Day 8.
Heaven is hard: hard to get to, hard to stay there and hard to leave.
It was certainly a long old way to the delightful archipelago within which Kho Lipe is situated. The speedboat that acts as a ferry got all of a mile out of port in the beautiful full southern Thai sunshine before it broke down. We would have enjoyed this delay had we not been prepared to sit for an hour in that merciless aforesaid sun. The repaired boat then bounced us across the 70 or so bone-shaking kilometres in a gruelling hour and a half. But at least we were in heaven.
We saw a fraction of the island. Of that which we saw it was your usual mixture of Thai sea gypsies and migrant workers, trouser-less babies playing in the soft beach sands and foundation-encrusted ladyboys, like the concert party in It Ain't 'Alf Hot Mum, "Boys to entertain yoooou!"
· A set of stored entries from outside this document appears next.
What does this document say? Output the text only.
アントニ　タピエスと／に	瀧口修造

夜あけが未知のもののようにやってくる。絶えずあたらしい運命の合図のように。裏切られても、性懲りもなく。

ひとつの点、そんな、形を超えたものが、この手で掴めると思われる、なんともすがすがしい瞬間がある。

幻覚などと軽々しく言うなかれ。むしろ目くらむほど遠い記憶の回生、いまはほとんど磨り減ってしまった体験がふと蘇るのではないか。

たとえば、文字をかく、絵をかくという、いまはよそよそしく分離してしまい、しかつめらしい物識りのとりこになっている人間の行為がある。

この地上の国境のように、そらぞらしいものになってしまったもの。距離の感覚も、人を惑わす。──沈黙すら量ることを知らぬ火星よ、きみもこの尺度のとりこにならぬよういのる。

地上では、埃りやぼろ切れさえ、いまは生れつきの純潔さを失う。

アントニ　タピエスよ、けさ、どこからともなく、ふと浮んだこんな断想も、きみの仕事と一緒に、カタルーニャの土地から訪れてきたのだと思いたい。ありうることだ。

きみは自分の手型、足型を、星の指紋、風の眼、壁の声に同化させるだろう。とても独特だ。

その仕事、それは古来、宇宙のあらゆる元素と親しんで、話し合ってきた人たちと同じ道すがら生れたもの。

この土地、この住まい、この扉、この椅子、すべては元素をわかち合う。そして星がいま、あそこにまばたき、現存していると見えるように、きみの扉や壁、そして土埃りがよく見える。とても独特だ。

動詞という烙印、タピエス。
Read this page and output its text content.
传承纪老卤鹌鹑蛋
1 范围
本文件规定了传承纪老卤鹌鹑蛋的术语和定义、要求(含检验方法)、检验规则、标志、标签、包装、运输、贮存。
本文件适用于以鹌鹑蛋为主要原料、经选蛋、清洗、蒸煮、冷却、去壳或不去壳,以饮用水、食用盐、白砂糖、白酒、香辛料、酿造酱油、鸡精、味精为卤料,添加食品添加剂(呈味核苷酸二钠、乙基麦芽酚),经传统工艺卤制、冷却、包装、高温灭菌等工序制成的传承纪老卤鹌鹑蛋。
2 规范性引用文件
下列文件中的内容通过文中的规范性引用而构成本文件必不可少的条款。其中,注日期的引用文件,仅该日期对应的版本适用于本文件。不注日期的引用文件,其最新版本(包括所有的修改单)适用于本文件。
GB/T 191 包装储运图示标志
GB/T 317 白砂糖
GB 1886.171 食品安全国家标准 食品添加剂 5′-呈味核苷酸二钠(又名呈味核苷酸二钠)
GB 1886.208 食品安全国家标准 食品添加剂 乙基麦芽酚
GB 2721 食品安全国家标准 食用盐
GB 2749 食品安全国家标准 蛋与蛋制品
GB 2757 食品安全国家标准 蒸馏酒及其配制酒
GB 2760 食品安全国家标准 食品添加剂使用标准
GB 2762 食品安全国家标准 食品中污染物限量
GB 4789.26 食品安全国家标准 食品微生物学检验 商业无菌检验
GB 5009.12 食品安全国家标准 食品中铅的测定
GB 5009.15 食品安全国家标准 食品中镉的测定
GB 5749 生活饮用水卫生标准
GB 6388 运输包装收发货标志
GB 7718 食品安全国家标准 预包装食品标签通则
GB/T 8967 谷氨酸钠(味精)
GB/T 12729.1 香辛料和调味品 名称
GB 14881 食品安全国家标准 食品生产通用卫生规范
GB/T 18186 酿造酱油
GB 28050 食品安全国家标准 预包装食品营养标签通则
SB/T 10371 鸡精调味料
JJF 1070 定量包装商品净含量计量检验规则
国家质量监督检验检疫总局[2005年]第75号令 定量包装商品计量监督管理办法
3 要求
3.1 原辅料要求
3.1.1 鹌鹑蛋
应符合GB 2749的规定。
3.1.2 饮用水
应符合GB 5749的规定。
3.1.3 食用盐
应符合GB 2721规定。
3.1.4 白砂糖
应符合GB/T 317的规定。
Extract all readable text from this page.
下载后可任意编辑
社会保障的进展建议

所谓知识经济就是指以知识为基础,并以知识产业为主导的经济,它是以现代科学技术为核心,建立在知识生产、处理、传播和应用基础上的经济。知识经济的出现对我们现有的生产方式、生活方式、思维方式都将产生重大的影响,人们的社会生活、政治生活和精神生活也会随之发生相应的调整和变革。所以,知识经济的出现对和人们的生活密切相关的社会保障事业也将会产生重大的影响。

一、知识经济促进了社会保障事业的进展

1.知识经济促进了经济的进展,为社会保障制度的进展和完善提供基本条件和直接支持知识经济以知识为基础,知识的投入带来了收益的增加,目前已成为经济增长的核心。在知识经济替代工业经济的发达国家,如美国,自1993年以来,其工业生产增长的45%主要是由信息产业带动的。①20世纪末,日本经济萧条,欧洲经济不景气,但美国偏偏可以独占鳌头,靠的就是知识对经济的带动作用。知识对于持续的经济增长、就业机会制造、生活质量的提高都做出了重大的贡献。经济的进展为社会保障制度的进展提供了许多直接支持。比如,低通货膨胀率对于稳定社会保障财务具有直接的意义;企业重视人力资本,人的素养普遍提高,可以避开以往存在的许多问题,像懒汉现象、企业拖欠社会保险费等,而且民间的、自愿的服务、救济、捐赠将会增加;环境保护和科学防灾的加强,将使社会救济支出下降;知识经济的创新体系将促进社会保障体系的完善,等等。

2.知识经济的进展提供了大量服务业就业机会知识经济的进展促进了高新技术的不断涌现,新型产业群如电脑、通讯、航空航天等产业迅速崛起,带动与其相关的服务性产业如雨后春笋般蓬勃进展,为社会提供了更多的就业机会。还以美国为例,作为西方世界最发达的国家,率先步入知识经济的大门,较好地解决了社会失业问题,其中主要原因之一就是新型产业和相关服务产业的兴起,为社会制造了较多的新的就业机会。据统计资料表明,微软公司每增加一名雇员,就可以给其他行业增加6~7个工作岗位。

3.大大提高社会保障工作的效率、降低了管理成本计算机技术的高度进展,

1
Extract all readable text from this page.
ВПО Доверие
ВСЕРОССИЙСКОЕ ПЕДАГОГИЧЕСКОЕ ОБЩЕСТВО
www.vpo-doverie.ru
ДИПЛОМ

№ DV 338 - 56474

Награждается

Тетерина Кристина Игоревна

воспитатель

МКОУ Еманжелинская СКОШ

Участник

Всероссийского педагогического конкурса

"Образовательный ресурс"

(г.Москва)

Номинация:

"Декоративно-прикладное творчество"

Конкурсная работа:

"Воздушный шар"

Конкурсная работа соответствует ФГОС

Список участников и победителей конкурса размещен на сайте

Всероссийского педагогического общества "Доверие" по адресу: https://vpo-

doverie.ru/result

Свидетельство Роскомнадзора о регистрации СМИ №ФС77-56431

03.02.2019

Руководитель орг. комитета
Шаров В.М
We were tempted to stay. A special moment was sitting down at the Castaway Resort for dinner and drinks and watching the sky darken over the lapping wavelets around the longtail boats whilst the resort's table-top flickering oil lamps were lit before us -all to tracks by The Orb. A home from home, or just heaven? One look at the bill, however, was convincing enough to realise it was hard to stay in this heaven for any length of time.
And so today we left by a smaller speedboat back to Satun. I can't recall that I've ever been through so much rain out in the water. It was tempting to demand to be taken back, particularly when the rain poured into the boat soaking everyone inside (except for us in our nerdy plastic ponchos). It was more pressing when the lighting began in earnest. Questions filled our minds; 'Should we have been in a speedboat in this heavy squall? Do the tanks of petrol-engined speedboats ignite on first impact? Do fibre glass and wooden boats act as conductors to earth the lightning or do we all fry? And then explode?' Perhaps staying in heaven wouldn't have been quite so expensive after all...
Of course, now we're here in Langkawi it all looks so very quant and fun-filled. But then, we've just taken the Langkawi ferry to this heavenly island and are staying in an empty but heavenly resort in a heavenly colonial house.